A simple rule some experts offer is to buy a policy that gives you seven to ten times your yearly income if cashed in. But that doesn't take fully into account your own specific situation and needs. For a more accurate figure, you can calculate how much life insurance you need by adding up the value of the financial obligations your family or spouse would need to meet if you passed away, then subtracting the amount you have in savings, retirement funds, investments and other life insurance policies you already have in your name that would pass to your family or spouse. We offer a more detailed approach here.

What You Should Do Now

Even if you already have a policy through your work, you should check to make sure it's adequate. Some policies through employers only offer a small sum, like $30,000. This may seem like a lot, but we can easily demonstrate why this isn't enough. Let's say you have decided to stay home with the kids. Your spouse brings home a comfortable $90,000 a year but you're working on paying off your student loans. He gets a terminal illness, incurring large medical debts before he passes away. Now you have only $30,000 to pay off those debts and support your family while you try to reenter the workforce. See what we mean? Make sure you calculate your coverage needs and compare them to what you have.

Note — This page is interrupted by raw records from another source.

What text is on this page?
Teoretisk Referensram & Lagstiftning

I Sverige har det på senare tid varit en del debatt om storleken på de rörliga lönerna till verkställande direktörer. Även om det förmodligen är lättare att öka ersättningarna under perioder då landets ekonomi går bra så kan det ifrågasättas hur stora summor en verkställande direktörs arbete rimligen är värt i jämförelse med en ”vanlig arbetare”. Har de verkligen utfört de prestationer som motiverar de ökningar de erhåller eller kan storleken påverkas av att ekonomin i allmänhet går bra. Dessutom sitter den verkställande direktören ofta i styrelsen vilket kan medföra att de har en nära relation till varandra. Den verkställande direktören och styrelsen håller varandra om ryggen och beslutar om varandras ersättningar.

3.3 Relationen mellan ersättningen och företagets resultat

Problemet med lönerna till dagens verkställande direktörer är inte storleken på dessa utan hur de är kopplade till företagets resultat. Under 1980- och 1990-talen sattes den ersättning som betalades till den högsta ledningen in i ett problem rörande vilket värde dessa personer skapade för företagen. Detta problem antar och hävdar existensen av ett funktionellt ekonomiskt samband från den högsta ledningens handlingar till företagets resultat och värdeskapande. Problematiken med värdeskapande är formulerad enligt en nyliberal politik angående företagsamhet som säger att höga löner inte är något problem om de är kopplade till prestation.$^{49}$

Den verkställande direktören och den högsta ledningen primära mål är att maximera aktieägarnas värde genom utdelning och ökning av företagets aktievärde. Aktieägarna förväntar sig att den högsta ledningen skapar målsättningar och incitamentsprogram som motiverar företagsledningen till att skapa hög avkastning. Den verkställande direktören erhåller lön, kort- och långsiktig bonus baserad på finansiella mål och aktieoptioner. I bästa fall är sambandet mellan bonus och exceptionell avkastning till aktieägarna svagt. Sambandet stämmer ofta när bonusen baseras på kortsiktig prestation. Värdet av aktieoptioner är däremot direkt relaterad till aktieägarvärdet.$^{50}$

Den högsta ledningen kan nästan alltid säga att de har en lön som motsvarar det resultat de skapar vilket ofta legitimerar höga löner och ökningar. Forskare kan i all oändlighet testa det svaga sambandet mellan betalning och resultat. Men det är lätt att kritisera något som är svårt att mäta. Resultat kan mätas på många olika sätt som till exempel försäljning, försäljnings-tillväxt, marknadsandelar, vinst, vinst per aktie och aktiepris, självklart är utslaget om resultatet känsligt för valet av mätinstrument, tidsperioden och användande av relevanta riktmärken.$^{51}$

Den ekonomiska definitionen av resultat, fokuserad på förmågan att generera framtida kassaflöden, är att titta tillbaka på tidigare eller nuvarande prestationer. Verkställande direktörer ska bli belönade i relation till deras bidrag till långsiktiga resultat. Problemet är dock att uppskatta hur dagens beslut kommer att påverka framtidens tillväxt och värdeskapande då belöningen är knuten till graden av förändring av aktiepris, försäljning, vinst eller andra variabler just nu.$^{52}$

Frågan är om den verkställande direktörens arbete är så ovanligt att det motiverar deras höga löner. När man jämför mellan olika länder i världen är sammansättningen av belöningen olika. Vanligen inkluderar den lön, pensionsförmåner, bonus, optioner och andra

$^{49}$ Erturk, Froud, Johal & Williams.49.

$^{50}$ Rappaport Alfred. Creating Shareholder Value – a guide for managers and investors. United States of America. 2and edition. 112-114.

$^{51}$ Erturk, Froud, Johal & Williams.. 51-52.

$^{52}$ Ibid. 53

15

And if you don't have life insurance at all ... well, obviously it's time to look into getting some. You can start with our checklist on getting coverage, which will explain the different types and how to determine which one is best for you.

Remember ...

It's easy to procrastinate on life insurance, especially if you're healthy, young and invincible. But you owe it to the people who depend on you to get coverage as soon as possible—it could be the best thing you leave behind, besides the memories.